If you consistently overload your days, you’re likely to burn out. When you’ve finished the tasks on your list, you should do one thing: celebrate.

Most people never make relaxation or self-care a goal. Then, they wonder why they’re so overwhelmed.

Are you one of those people? Do you feel like there’s not enough time in a day? You may have too many daily goals.

If you’re the type of person who needs to be in constant action, you may have trouble taking things off of your daily goals list. The good news is that you don’t have to.

Replace some of your current goals with relaxing, restful ones. You can even make yoga, tai chi or meditation part of your daily goals. These activities have been found to lower the heart rate, reduce stress and improve wellbeing.

Not Building a Portfolio of Goals

Your boss might talk about setting career goals. Your financial advisor might recommend that you set financial goals. But you shouldn’t set goals just to get a promotion or boost your bank account.

If you don’t win at life, you probably won’t win in business. The same rule applies in the other direction too.

When you’re obsessed with your work goals, you could neglect your family life. Your marriage might suffer. Your kids might struggle at school because they’re not getting the attention that they want.

Maybe you have a long bucket list and several financial goals. You work hard to meet those, but your health suffers.

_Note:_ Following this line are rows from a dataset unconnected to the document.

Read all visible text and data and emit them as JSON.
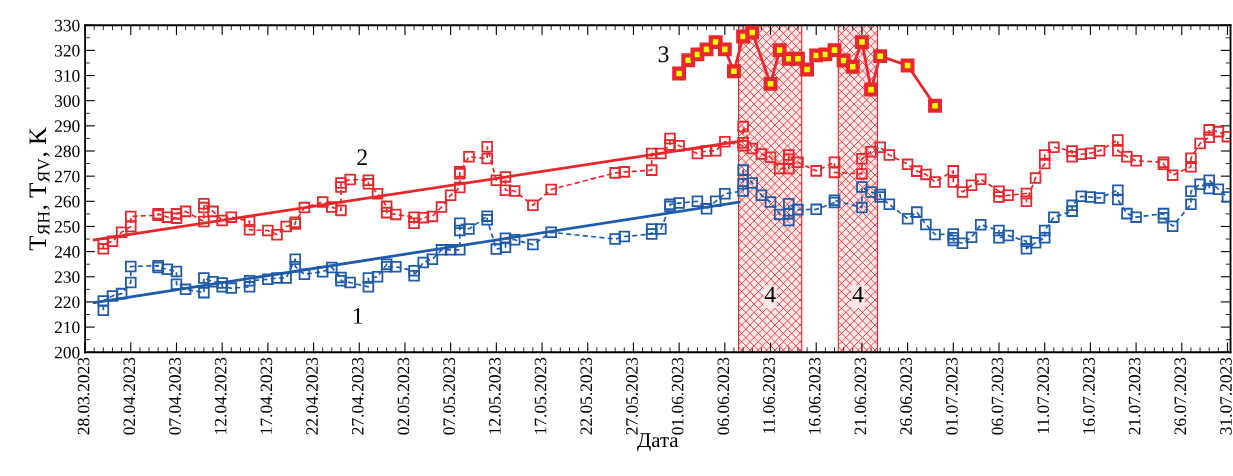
{
  "chart_data": {
    "type": "line",
    "xlabel": "Дата",
    "ylabel": "T$_{ЯН}$, T$_{ЯV}$, K",
    "xlim": [
      "2023-03-28",
      "2023-07-31T08:00"
    ],
    "ylim": [
      200,
      330
    ],
    "yticks": [
      200,
      210,
      220,
      230,
      240,
      250,
      260,
      270,
      280,
      290,
      300,
      310,
      320,
      330
    ],
    "xticks": [
      {
        "value": "2023-03-28",
        "label": "28.03.2023"
      },
      {
        "value": "2023-04-02",
        "label": "02.04.2023"
      },
      {
        "value": "2023-04-07",
        "label": "07.04.2023"
      },
      {
        "value": "2023-04-12",
        "label": "12.04.2023"
      },
      {
        "value": "2023-04-17",
        "label": "17.04.2023"
      },
      {
        "value": "2023-04-22",
        "label": "22.04.2023"
      },
      {
        "value": "2023-04-27",
        "label": "27.04.2023"
      },
      {
        "value": "2023-05-02",
        "label": "02.05.2023"
      },
      {
        "value": "2023-05-07",
        "label": "07.05.2023"
      },
      {
        "value": "2023-05-12",
        "label": "12.05.2023"
      },
      {
        "value": "2023-05-17",
        "label": "17.05.2023"
      },
      {
        "value": "2023-05-22",
        "label": "22.05.2023"
      },
      {
        "value": "2023-05-27",
        "label": "27.05.2023"
      },
      {
        "value": "2023-06-01",
        "label": "01.06.2023"
      },
      {
        "value": "2023-06-06",
        "label": "06.06.2023"
      },
      {
        "value": "2023-06-11",
        "label": "11.06.2023"
      },
      {
        "value": "2023-06-16",
        "label": "16.06.2023"
      },
      {
        "value": "2023-06-21",
        "label": "21.06.2023"
      },
      {
        "value": "2023-06-26",
        "label": "26.06.2023"
      },
      {
        "value": "2023-07-01",
        "label": "01.07.2023"
      },
      {
        "value": "2023-07-06",
        "label": "06.07.2023"
      },
      {
        "value": "2023-07-11",
        "label": "11.07.2023"
      },
      {
        "value": "2023-07-16",
        "label": "16.07.2023"
      },
      {
        "value": "2023-07-21",
        "label": "21.07.2023"
      },
      {
        "value": "2023-07-26",
        "label": "26.07.2023"
      },
      {
        "value": "2023-07-31",
        "label": "31.07.2023"
      }
    ],
    "series": [
      {
        "name": "1",
        "color": "#1f5bab",
        "marker": "square",
        "line_style": "dashed",
        "x": [
          "2023-03-30",
          "2023-03-30",
          "2023-03-31",
          "2023-04-01",
          "2023-04-02",
          "2023-04-02",
          "2023-04-05",
          "2023-04-05",
          "2023-04-06",
          "2023-04-07",
          "2023-04-07",
          "2023-04-08",
          "2023-04-10",
          "2023-04-10",
          "2023-04-11",
          "2023-04-12",
          "2023-04-12",
          "2023-04-13",
          "2023-04-15",
          "2023-04-15",
          "2023-04-17",
          "2023-04-18",
          "2023-04-19",
          "2023-04-20",
          "2023-04-20",
          "2023-04-21",
          "2023-04-23",
          "2023-04-24",
          "2023-04-25",
          "2023-04-25",
          "2023-04-26",
          "2023-04-28",
          "2023-04-28",
          "2023-04-29",
          "2023-04-30",
          "2023-04-30",
          "2023-05-01",
          "2023-05-03",
          "2023-05-03",
          "2023-05-04",
          "2023-05-05",
          "2023-05-06",
          "2023-05-07",
          "2023-05-08",
          "2023-05-08",
          "2023-05-08",
          "2023-05-09",
          "2023-05-11",
          "2023-05-11",
          "2023-05-12",
          "2023-05-13",
          "2023-05-13",
          "2023-05-14",
          "2023-05-16",
          "2023-05-18",
          "2023-05-25",
          "2023-05-26",
          "2023-05-29",
          "2023-05-29",
          "2023-05-30",
          "2023-05-31",
          "2023-05-31",
          "2023-06-01",
          "2023-06-03",
          "2023-06-04",
          "2023-06-05",
          "2023-06-06",
          "2023-06-08",
          "2023-06-08",
          "2023-06-08",
          "2023-06-09",
          "2023-06-10",
          "2023-06-11",
          "2023-06-12",
          "2023-06-13",
          "2023-06-13",
          "2023-06-13",
          "2023-06-14",
          "2023-06-16",
          "2023-06-18",
          "2023-06-18",
          "2023-06-21",
          "2023-06-21",
          "2023-06-22",
          "2023-06-23",
          "2023-06-23",
          "2023-06-24",
          "2023-06-26",
          "2023-06-27",
          "2023-06-28",
          "2023-06-29",
          "2023-07-01",
          "2023-07-01",
          "2023-07-01",
          "2023-07-02",
          "2023-07-03",
          "2023-07-04",
          "2023-07-06",
          "2023-07-06",
          "2023-07-07",
          "2023-07-09",
          "2023-07-09",
          "2023-07-10",
          "2023-07-11",
          "2023-07-11",
          "2023-07-12",
          "2023-07-14",
          "2023-07-14",
          "2023-07-15",
          "2023-07-16",
          "2023-07-17",
          "2023-07-19",
          "2023-07-19",
          "2023-07-20",
          "2023-07-21",
          "2023-07-24",
          "2023-07-24",
          "2023-07-25",
          "2023-07-27",
          "2023-07-27",
          "2023-07-28",
          "2023-07-29",
          "2023-07-29",
          "2023-07-30",
          "2023-07-31"
        ],
        "values": [
          216.7,
          220.4,
          222.4,
          223.3,
          227.7,
          234.1,
          234.4,
          233.7,
          233,
          232.1,
          227,
          225,
          223.7,
          229.5,
          228,
          227.5,
          226,
          225.5,
          226,
          228.4,
          229,
          229.5,
          229.5,
          237,
          234,
          231,
          232,
          233.7,
          229.7,
          228.4,
          227.7,
          226,
          229.5,
          230,
          235,
          234,
          234,
          232.4,
          230.4,
          235.7,
          237,
          240.7,
          240.7,
          240.7,
          248.4,
          251.3,
          249,
          254.1,
          252.7,
          241,
          241.7,
          245.3,
          244.7,
          242.8,
          247.7,
          245,
          246,
          247,
          249,
          249,
          258,
          258.8,
          259.3,
          260,
          257,
          260,
          263,
          264.1,
          267,
          272.4,
          267.3,
          262.4,
          259.7,
          254.8,
          252.4,
          255,
          259,
          256.7,
          256.8,
          259.5,
          260.4,
          257.5,
          265.7,
          263.7,
          262.7,
          261.7,
          258.8,
          253.1,
          255.7,
          250.8,
          246.8,
          247,
          245.5,
          244.4,
          243.3,
          245.7,
          250.7,
          248.4,
          245.5,
          246.4,
          244.1,
          241.1,
          243.5,
          245.5,
          248.4,
          253.7,
          256.1,
          258.4,
          262,
          261.7,
          261.3,
          264.4,
          260.7,
          255.1,
          253.7,
          255.1,
          253.5,
          250.1,
          258.8,
          264,
          266.8,
          265.1,
          268.4,
          264.8,
          261.7
        ]
      },
      {
        "name": "2",
        "color": "#e8262b",
        "marker": "square",
        "line_style": "dashed",
        "x": [
          "2023-03-30",
          "2023-03-30",
          "2023-03-31",
          "2023-04-01",
          "2023-04-02",
          "2023-04-02",
          "2023-04-05",
          "2023-04-05",
          "2023-04-06",
          "2023-04-07",
          "2023-04-07",
          "2023-04-08",
          "2023-04-10",
          "2023-04-10",
          "2023-04-10",
          "2023-04-11",
          "2023-04-12",
          "2023-04-13",
          "2023-04-15",
          "2023-04-15",
          "2023-04-17",
          "2023-04-18",
          "2023-04-19",
          "2023-04-20",
          "2023-04-20",
          "2023-04-21",
          "2023-04-23",
          "2023-04-24",
          "2023-04-25",
          "2023-04-25",
          "2023-04-25",
          "2023-04-26",
          "2023-04-28",
          "2023-04-28",
          "2023-04-29",
          "2023-04-30",
          "2023-04-30",
          "2023-05-01",
          "2023-05-03",
          "2023-05-03",
          "2023-05-04",
          "2023-05-05",
          "2023-05-06",
          "2023-05-07",
          "2023-05-08",
          "2023-05-08",
          "2023-05-08",
          "2023-05-09",
          "2023-05-11",
          "2023-05-11",
          "2023-05-12",
          "2023-05-13",
          "2023-05-13",
          "2023-05-14",
          "2023-05-16",
          "2023-05-18",
          "2023-05-25",
          "2023-05-26",
          "2023-05-29",
          "2023-05-29",
          "2023-05-30",
          "2023-05-31",
          "2023-05-31",
          "2023-06-01",
          "2023-06-03",
          "2023-06-04",
          "2023-06-05",
          "2023-06-06",
          "2023-06-08",
          "2023-06-08",
          "2023-06-08",
          "2023-06-09",
          "2023-06-10",
          "2023-06-11",
          "2023-06-12",
          "2023-06-13",
          "2023-06-13",
          "2023-06-13",
          "2023-06-14",
          "2023-06-16",
          "2023-06-18",
          "2023-06-18",
          "2023-06-21",
          "2023-06-21",
          "2023-06-22",
          "2023-06-23",
          "2023-06-24",
          "2023-06-26",
          "2023-06-27",
          "2023-06-28",
          "2023-06-29",
          "2023-07-01",
          "2023-07-01",
          "2023-07-02",
          "2023-07-03",
          "2023-07-04",
          "2023-07-06",
          "2023-07-06",
          "2023-07-07",
          "2023-07-09",
          "2023-07-09",
          "2023-07-10",
          "2023-07-11",
          "2023-07-11",
          "2023-07-12",
          "2023-07-14",
          "2023-07-14",
          "2023-07-15",
          "2023-07-16",
          "2023-07-17",
          "2023-07-19",
          "2023-07-19",
          "2023-07-20",
          "2023-07-21",
          "2023-07-24",
          "2023-07-24",
          "2023-07-25",
          "2023-07-27",
          "2023-07-27",
          "2023-07-28",
          "2023-07-29",
          "2023-07-29",
          "2023-07-30",
          "2023-07-31"
        ],
        "values": [
          241.1,
          243.1,
          244.1,
          247.7,
          250,
          254,
          254.5,
          255,
          253.7,
          253.3,
          255,
          256,
          252,
          257.5,
          259,
          256,
          252.4,
          253.7,
          252,
          248.7,
          248.4,
          246.7,
          250,
          251,
          251.7,
          257.5,
          259.7,
          257.7,
          256.4,
          265.7,
          267.3,
          268.7,
          268.4,
          267,
          263,
          258,
          255.5,
          254.8,
          253.7,
          251.3,
          253.5,
          254,
          257.7,
          262.4,
          265.5,
          271,
          271.7,
          277.7,
          277,
          281.7,
          268.4,
          269.7,
          264.4,
          264.1,
          258.4,
          264.7,
          271.3,
          271.7,
          272.4,
          279,
          279,
          282.4,
          285,
          282.1,
          279,
          280,
          280.1,
          283.7,
          282.1,
          283.3,
          289.7,
          281,
          278.8,
          277.5,
          273,
          273,
          276.7,
          278.4,
          275.5,
          272.1,
          275.5,
          271.5,
          270.9,
          276.9,
          279.7,
          281.5,
          278.4,
          274.7,
          272,
          270.7,
          267.7,
          272.1,
          267.7,
          263.7,
          266.4,
          268.8,
          264,
          261.7,
          262.4,
          263.1,
          260,
          269.3,
          275,
          278.4,
          281.5,
          280,
          277.7,
          278.7,
          279.1,
          280.1,
          284.4,
          280.1,
          277.7,
          276.1,
          275.5,
          274.7,
          270.4,
          273.7,
          277.1,
          283,
          285.5,
          288.4,
          287.7,
          285.7
        ]
      },
      {
        "name": "3",
        "color": "#e8262b",
        "marker": "square",
        "line_style": "solid",
        "x": [
          "2023-06-01",
          "2023-06-02",
          "2023-06-03",
          "2023-06-04",
          "2023-06-05",
          "2023-06-06",
          "2023-06-07",
          "2023-06-08",
          "2023-06-09",
          "2023-06-11",
          "2023-06-12",
          "2023-06-13",
          "2023-06-14",
          "2023-06-15",
          "2023-06-16",
          "2023-06-17",
          "2023-06-18",
          "2023-06-19",
          "2023-06-20",
          "2023-06-21",
          "2023-06-22",
          "2023-06-23",
          "2023-06-26",
          "2023-06-29"
        ],
        "values": [
          310.8,
          316.1,
          318.4,
          320.4,
          323.3,
          320.4,
          311.7,
          325.5,
          327.1,
          306.7,
          320.1,
          316.7,
          316.7,
          312.4,
          318,
          318.4,
          320.1,
          316,
          313.5,
          323.3,
          304.4,
          317.7,
          314,
          298
        ]
      },
      {
        "color": "#1f5bab",
        "marker": "none",
        "line_style": "solid",
        "x": [
          "2023-03-29",
          "2023-06-07T14:00"
        ],
        "values": [
          219.7,
          259.7
        ]
      },
      {
        "color": "#e8262b",
        "marker": "none",
        "line_style": "solid",
        "x": [
          "2023-03-29",
          "2023-06-07T14:00"
        ],
        "values": [
          244.7,
          283.8
        ]
      }
    ],
    "bands": [
      {
        "axis": "x",
        "from": "2023-06-07T12:00",
        "to": "2023-06-14T10:00",
        "label": "4",
        "color": "#e8262b"
      },
      {
        "axis": "x",
        "from": "2023-06-18T10:00",
        "to": "2023-06-22T17:00",
        "label": "4",
        "color": "#e8262b"
      }
    ]
  }
}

Creating an assortment of goals in various categories can help you maintain the momentum that you need to get through life successfully. If you get sick, you might take so many vacation days that you lose your chance to get a raise. That would impact your career and financial goals.

Every aspect of your life is interconnected. If you’re not cultivating goals across the board, you’ll see the effects in every category.

Leadership mentor Michael Hyatt says that you should focus on the following areas when setting goals:

  • Faith
  • Friendship
  • Family
  • Friends
  • Finances
  • Fun
  • Work

Each category doesn’t have to be filled with goals, but it should include at least one.

Daily Goals that Nourish Your Body, Mind and Spirit

When you’re setting goals, don’t neglect the ones that are all about you. Many people are uncomfortable with this because they’ve been taught that paying attention to themselves on that level is selfish. However, you can only get so far in life if you don’t take the time to nourish yourself.

Self-care goals can help you:

  • Understand yourself better
  • Nurture your physical health
  • Process emotions
  • Keep a positive mindset
  • Get in touch with your spirituality

Some ideas for self-care goals include:

  • Spending 30 minutes of time with yourself every day – Do something that you love to do, and try to stay off of screens.
  • Create a vision board – Envisioning your goals can help you achieve them, but there’s a catch. Don’t just picture yourself getting what you want; imagine yourself taking the steps that are necessary to achieve your goals.
  • Drink one nourishing beverage – Herbal tea, bone broth and kombucha are good for you and can replace soda or juice.
  • Say positive affirmations – They can reprogram your limiting beliefs and help you get more out of life.
  • Declutter – If you want to bring something into your life, you need to make space for it. Regularly decluttering your environment can signal to the universe that you’re ready to take on the success that you desire.
  • Connect with others – Spend time with a close friend, a spiritual community or your partner.
  • Walk away from your desk at lunch – You deserve to shift away from the work mentality for 30 minutes a day. Leaving the office for lunch can help you shift your mindset when you return.

Now that you know how to set daily goals, you might wonder if the process ever ends.

Can you get to a point where you can stop writing down your goals or breaking them down into smaller pieces? Most experts recommend that you continue to follow this strategy throughout your life.

Goals help you grow. Making progress toward something that matters can keep you fulfilled and motivated. Your goals are not fixed. They can change over time.

Moreover, you’ll have to have a plan for what you’re going to do when you accomplish your goals. That’s easy—set new ones!